InterManager, the International Ship Managers’ Association which represents a worldwide fleet of more than 2,500 ocean‐going ships and some 100,000 crew, has condemned the lack of a co‐ordinated international effort to tackle the escalating piracy problem in the Gulf of Aden.

With more than 200 seafarers now being held hostage off the coast of Somalia, some of whom are associated with its members, InterManager is calling for a targeted military response to protect crews and ships operating in the region. And it is issuing its members with advice to help them support their ships which are obliged to sail the perilous Gulf of Aden and along the East African coastline.

Speaking on behalf of InterManager, Guy Morel, General Secretary, said: “It is unacceptable that our crews are obliged to face this kind of danger while their ships are carrying essential goods, including food and commodities, to all the world’s people.”

Calling for an increased, high‐profile military presence in the region to protect shipping traffic, Mr Morel said: “What we need now is some meaningful action which will protect our mariners and act as a deterrent to the pirates. It is no good saying ships should protect themselves. Historically the military has always protected merchant vessels during times of conflict. Now is the time for them to do much of the same – whether that be in the form of increased patrols or protected convoys. We cannot allow this situation, which gets worse by the week, to continue while our crews and their
families suffer.

“It is unclear why more swift action has not already been taken when the UN has obtained from the Somalian Government the right to pursue pirates in its territorial waters,” Mr Morel added.

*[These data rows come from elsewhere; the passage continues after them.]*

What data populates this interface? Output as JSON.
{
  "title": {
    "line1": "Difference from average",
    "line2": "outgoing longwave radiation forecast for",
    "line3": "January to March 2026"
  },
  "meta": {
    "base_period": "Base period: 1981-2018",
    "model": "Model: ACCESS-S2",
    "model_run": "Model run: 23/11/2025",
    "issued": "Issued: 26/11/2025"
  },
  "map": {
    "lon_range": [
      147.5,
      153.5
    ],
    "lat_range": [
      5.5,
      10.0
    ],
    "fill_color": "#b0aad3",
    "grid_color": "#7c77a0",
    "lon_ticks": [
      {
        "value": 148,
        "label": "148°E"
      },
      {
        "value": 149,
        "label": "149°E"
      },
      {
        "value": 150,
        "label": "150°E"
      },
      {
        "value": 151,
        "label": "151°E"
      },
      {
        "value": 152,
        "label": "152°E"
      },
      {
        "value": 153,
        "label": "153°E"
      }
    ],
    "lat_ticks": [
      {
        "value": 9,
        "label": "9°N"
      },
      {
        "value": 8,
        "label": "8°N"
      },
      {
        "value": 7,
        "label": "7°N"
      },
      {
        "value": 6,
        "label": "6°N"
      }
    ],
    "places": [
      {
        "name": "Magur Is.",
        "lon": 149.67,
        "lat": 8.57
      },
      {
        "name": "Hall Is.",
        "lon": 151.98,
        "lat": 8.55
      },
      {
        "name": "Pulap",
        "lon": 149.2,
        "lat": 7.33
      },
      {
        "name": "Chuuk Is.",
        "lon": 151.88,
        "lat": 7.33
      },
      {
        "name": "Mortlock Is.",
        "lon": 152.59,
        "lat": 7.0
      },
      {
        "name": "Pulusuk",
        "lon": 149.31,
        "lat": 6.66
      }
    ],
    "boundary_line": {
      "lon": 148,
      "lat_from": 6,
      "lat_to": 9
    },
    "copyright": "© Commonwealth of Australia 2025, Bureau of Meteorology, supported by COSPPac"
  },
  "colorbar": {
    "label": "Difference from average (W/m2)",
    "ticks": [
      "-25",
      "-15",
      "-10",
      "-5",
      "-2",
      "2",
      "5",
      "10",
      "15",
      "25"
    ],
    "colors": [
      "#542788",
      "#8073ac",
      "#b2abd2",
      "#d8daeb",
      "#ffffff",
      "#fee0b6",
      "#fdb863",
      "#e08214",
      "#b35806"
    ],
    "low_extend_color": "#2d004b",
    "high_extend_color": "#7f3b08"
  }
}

In June this year, the United Nations Security Council unanimously adopted resolution 1816 which allows States co‐operating with Somalia’s Transitional
Federal Government, for a period of six months, to enter the countryʹs territorial waters and use ʺall necessary meansʺ to repress acts of piracy and armed robbery at sea, in a manner consistent with relevant provisions of international law. The Resolution has the backing of a letter of consent from Somalia to the President of the UN Security Council.